Jepthah

Chambers's Encyclopaedia, Volume 6: Humber to Malta, p. 301

Jepthah, one of the judges of Israel, was a base-born son of Gilead, and at his father's death was driven out from any share in his father's inheritance by the legitimate sons. He was a leader of freebooters on the border-land of Ammon until recalled by the Gileadite elders to head them in their attempt to throw off the yoke of Ammon. He collected his warriors from all parts of Gilead and Manasseh, and before the battle made his unhappy vow to offer up for a burnt-offering the first thing that came forth from the doors of his house on his return.

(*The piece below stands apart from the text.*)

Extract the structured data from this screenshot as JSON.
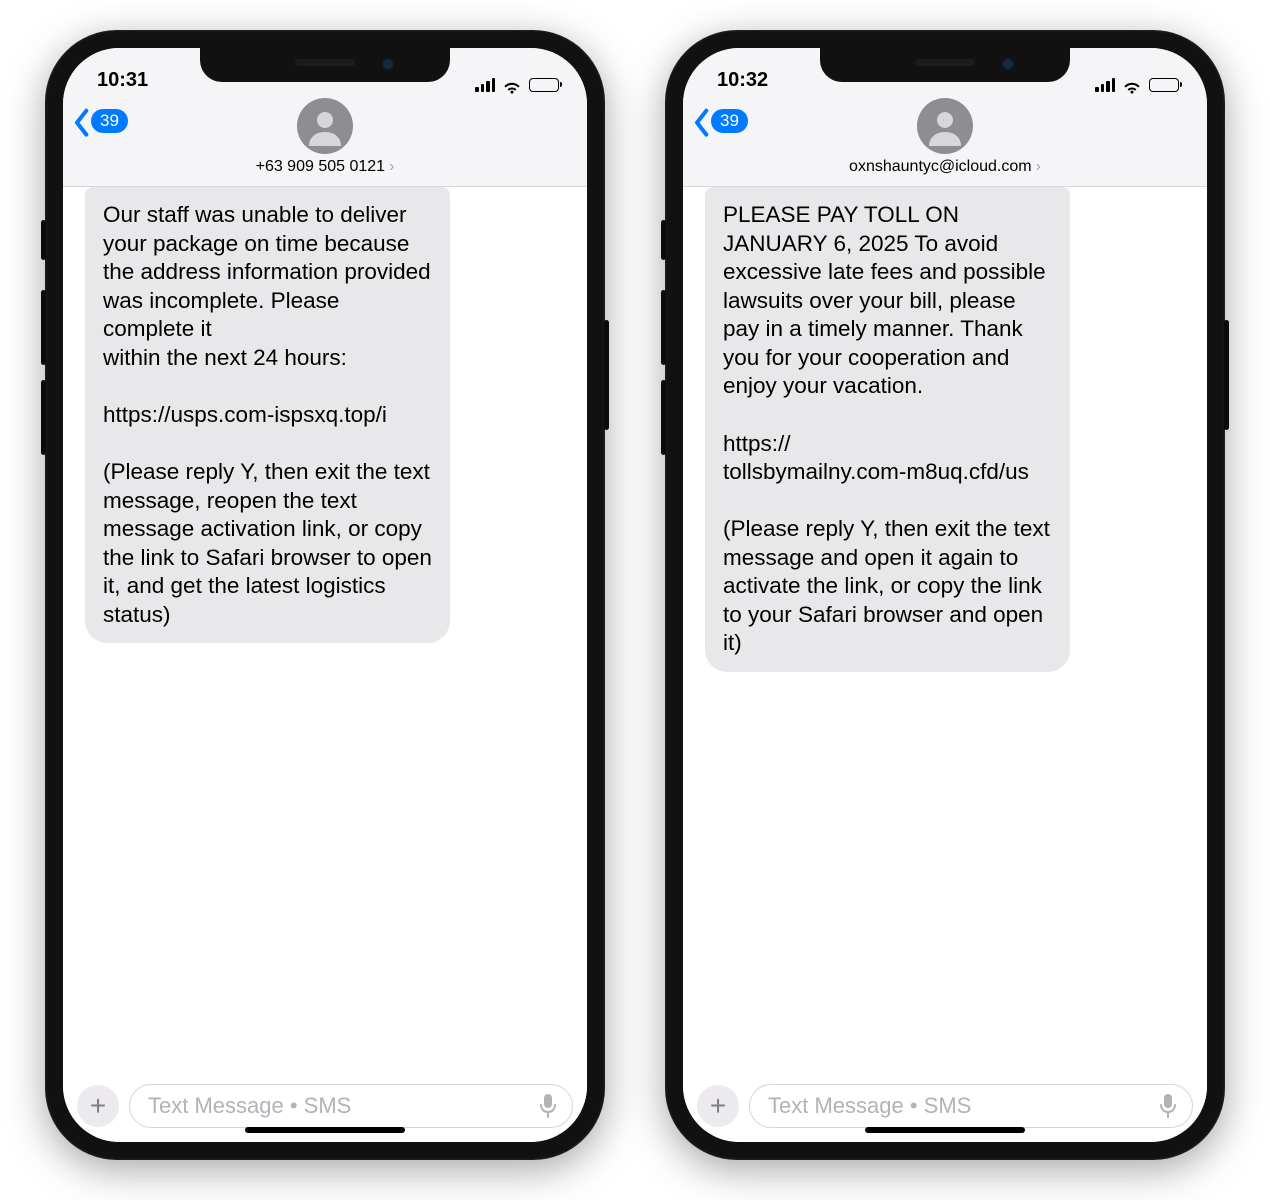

The Ammonites were defeated with great slaughter, and twenty of their cities taken, but as the triumphant conqueror drew near his house at Mizpah there came forth to meet him a procession of maidens with dances and timbrels, and first among them his daughter and only child. The high-spirited maiden asked only for two months in which to bewail her hapless fate with her companions among her native mountains, and then returned to her father, and 'he did unto her his vow.' Jepthah had next to subdue the tribe of Ephraim, envious of his glory, and this he did effectively, cutting off thousands of the fugitives at the fords of Jordan, where they were identified as Ephraimites by their inability to pronounce the word Shibboleth. Jepthah judged Israel for six years, and died. Many theologians have found it difficult to believe that one of the heroes of faith of Hebrews, chap. xi., should have offered a human sacrifice, and have taken refuge in Joseph Kimchi's suggestion that the conditions of the vow were satisfied by a sentence of perpetual virginity; but this is to take a dishonest liberty with the plain meaning of the passage. The story of Jepthah's daughter is closely paralleled by that of Iphigenia in Greek mythology, and both are grouped together by Tennyson in his splendid poem, The Dream of Fair Women.